Nove anos se passaram e agora, com quarenta e um anos, Jesse e Celine estão casados, pais de gêmeas.
As férias na Grécia com os amigos foram ótimas, mas chegou a hora do protagonista se despedir de Hank, seu filho do primeiro casamento. Até quando o silêncio é confortável, Jesse tenta dizer algo, puxar um assunto com seu primogênito, que está à beira do ensino médio. Ele se sente culpado, raramente está presente e esses “até logo” o ferem violentamente, pois, além dos longos meses que separam os reencontros, sabe que em Chicago há uma mulher que o detesta e que possivelmente enche a cabeça de Hank com rancor.
“Before Sunrise” e “Before Sunset” apresentavam diálogos praticamente entre “estranhos”, logo, apesar do realismo, havia um certo encantamento, principalmente no primeiro. A idade traz maturidade, uma família e escancara o cotidiano. O primeiro grande acerto de Linklater é não tratar adultos como seres moribundos e óbvios. Jesse e Celine brincam e divagam sobre sexo com uma intimidade ainda maior. Em um longo plano, entendemos tudo o que aconteceu entre os dois nesses nove anos. Discussões e risos surgem naturalmente, sem ressentimentos e a sensação que temos é de que sozinhos, os protagonistas estariam completamente perdidos. Eles não têm dúvidas de que são pais falhos e admitem estarem sempre aprendendo.
No último almoço com os amigos, o que mais chama a atenção é a disposição da mesa, preenchida por jovens e idosos. O início fervoroso e romântico fica de um lado, enquanto, do outro, a dor do tempo, da perda e o prazer da experiência. O homem na cabeceira diz algo importante: “o amor pela vida é o mais importante”.
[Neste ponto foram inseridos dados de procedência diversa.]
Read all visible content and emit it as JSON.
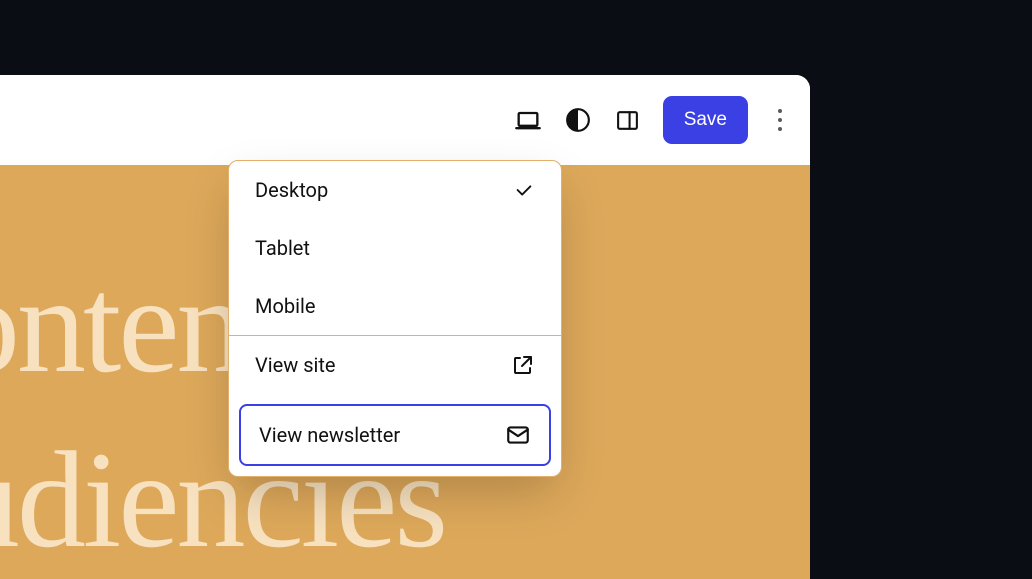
{
  "toolbar": {
    "save_label": "Save"
  },
  "dropdown": {
    "devices": [
      {
        "label": "Desktop",
        "selected": true
      },
      {
        "label": "Tablet",
        "selected": false
      },
      {
        "label": "Mobile",
        "selected": false
      }
    ],
    "actions": {
      "view_site": "View site",
      "view_newsletter": "View newsletter"
    }
  },
  "canvas": {
    "line1": "re content for",
    "line2": "re audiencies"
  }
}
Jesse escreveu outros dois livros baseados em sua vivência com Celine, que é tida por todos como o segredo para o seu sucesso. A ideia de que o matrimônio transforma duas pessoas em uma é um absurdo. Ninguém perde suas individualidades, a questão é encontrar um balanço entre o micro e o macro. As filhas do casal brincam na praia e Jesse está ali, cuidando e observando suas meninas, no entanto, não deixa de pensar em Hank por um segundo.
O casal anda pela bela Grécia como nos filmes anteriores. A diferença está nas falas, na maturidade e na intimidade que o convívio diário estabelece. Tudo gira em torno das gêmeas? Sim. As conversas se tornaram mais objetivas, voltadas a refeições, empregos e horários? Sim. Isso os incomoda? O jovem dentro deles solta algumas ideias vazias, porém, no fundo, têm noção do estágio da vida em que se encontram. Celine e Jesse não tinham um tempo a sós há anos e é fascinante notar a contradição que cerca o casal. O jeito de andar, a honestidade dos diálogos, a cumplicidade, o sarcasmo e a “sacanagem sadia” são os mesmos. Em contrapartida, inseguranças em relação ao corpo e a beleza e o medo da morte se tornam mais evidentes. Sozinhos, seriam um mar de dúvidas e neuroses. Através de Celine e Jesse, Linklater expõe a importância do companheirismo e ressalta que doçura e espontaneidade não se esvaem com os anos.
O cineasta rompe com a noção de amor romântico estabelecida nos filmes anteriores, partindo para uma direção realista e pungente. As filhas, os detalhes cotidianos e o convívio são especiais, todavia, também obrigam as pessoas a tomarem escolhas, em diversas situações, se colocando em segundo plano.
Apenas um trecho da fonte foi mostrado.